Par ailleurs, le fait de pousser les malades et les invalides vers l'emploi au nom de leur prétendu intérêt fait l'impasse sur leur situation de vie réelle. La pression au travail entache cette population d'un soupçon malsain. On imagine les contrôles de (mauvaise) santé que cela pourrait occasionner pour les intéressés. Puis, pourquoi s'arrêter en si bon chemin, le personnel médical lui-même, les assistants sociaux et tous les gens en charge de ce public fragile seront eux aussi soupçonnés de complaisance.

C'est l'idée même de salarié social – chômeur, invalide, malade, pensionné – qui serait un poids, une charge ou un coût qui empoisonne l'existence de gens déjà malmenés par la vie. Cette idée poussée à l'extrême aboutit aux systèmes, à la gestion de la population la plus ignoble qui soient.

L'administration cadre des existences malheureuses, les ballote faute de les « activer », elle les culpabilise, les enferme dans l'isolement, les harcèle jusqu'à l'horreur absolue. Car, qu'on le veuille ou non, c'est à la façon de traiter les membres les plus faibles d'une société qu'on mesure son degré de civilisation. Ce faisant, ces politiques mettent aussi la pression sur le monde du travail dans son ensemble par le jeu de la concurrence entre les travailleurs. Cette violence affecte aussi bien les travailleurs en décompensation psychique, les enfants ballotés de stage en garderie ou les personnes âgées placées dans des homes en manque de personnel où leur rythme n'est pas respecté.

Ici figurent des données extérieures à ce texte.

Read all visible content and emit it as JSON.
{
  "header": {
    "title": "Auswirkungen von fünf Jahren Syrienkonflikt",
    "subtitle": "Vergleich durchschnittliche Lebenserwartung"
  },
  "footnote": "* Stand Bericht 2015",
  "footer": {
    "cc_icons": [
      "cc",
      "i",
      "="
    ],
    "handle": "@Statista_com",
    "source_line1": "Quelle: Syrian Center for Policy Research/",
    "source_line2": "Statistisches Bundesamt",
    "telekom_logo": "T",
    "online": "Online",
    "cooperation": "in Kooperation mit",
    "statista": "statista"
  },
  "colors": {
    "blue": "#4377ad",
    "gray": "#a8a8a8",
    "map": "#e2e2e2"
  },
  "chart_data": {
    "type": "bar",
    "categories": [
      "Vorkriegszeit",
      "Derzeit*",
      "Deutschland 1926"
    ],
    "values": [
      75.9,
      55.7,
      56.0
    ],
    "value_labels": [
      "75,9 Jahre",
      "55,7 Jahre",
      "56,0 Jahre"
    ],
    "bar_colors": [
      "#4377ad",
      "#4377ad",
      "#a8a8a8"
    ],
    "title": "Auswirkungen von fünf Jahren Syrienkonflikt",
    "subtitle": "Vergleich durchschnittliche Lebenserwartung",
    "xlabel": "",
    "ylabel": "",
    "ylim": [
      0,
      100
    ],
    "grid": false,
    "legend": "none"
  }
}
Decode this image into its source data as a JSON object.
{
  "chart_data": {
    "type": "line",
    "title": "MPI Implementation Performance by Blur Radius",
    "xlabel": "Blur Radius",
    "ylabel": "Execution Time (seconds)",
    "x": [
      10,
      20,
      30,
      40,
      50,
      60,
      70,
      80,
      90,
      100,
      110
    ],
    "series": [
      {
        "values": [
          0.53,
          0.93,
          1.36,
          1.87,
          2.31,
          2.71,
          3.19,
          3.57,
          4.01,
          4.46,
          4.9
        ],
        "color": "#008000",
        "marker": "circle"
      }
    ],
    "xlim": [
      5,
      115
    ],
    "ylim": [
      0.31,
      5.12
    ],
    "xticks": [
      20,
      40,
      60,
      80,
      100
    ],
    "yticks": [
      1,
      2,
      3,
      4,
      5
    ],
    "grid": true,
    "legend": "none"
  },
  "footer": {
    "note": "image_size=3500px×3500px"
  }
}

En mettant en oeuvre les politiques sociales actuelles, le gouvernement fait preuve d'un déni pathologique de cette réalité. Il est bien plus simple de faire porter la responsabilité à l'individu plutôt qu'au marché de l'emploi. Au lieu de traiter l'augmentation de l'incidence des troubles psychiques, et de leurs conséquences ( consommation de psychotropes légaux et illégaux), comme un défi de santé publique pour lequel une réflexion sociétale s'impose, il met en œuvre ce que la ministre de l'emploi avait résumé en une phrase : « "ces gens là", il faut les prendre par le collet pour les envoyer travailler!!! ». à la violence du marché vient s'ajouter la violence institutionnelle.

Nous sommes tous concernés en tant que salariés par ces dérives car elles réduisent la sécurité sociale comme une peau de chagrin au profit d'une aide publique et, ce faisant, c'est notre salaire qu'elles obèrent. Nous sommes tous concernés par ces dérives en tant qu'humains parce qu'elles nous dénient le droit à notre faiblesse, à notre finitude, à notre humanité.


En conséquences, nous citoyens, travailleurs avec ou sans emploi, professionnels ou usagers de la santé, appelons à


- Une économie au service de l'humain – et non l'inverse

- Une réflexion sur l'organisation de la soumission de l'activité professionnelle au marché de l'emploi

- Un développement de la sécurité sociale, patrimoine économique, symbolique et humain

- Un soin, une protection, un respect inconditionnels des plus fragiles et de la fragilité de tous

- Un développement de la qualité de notre civilisation, à une construction d'un vivre-ensemble de qualité.


voir aussi Vanessa de Greef, « Les chômeurs "MMPP" », in Chroniques de droit social, 01/2013 (01/2013).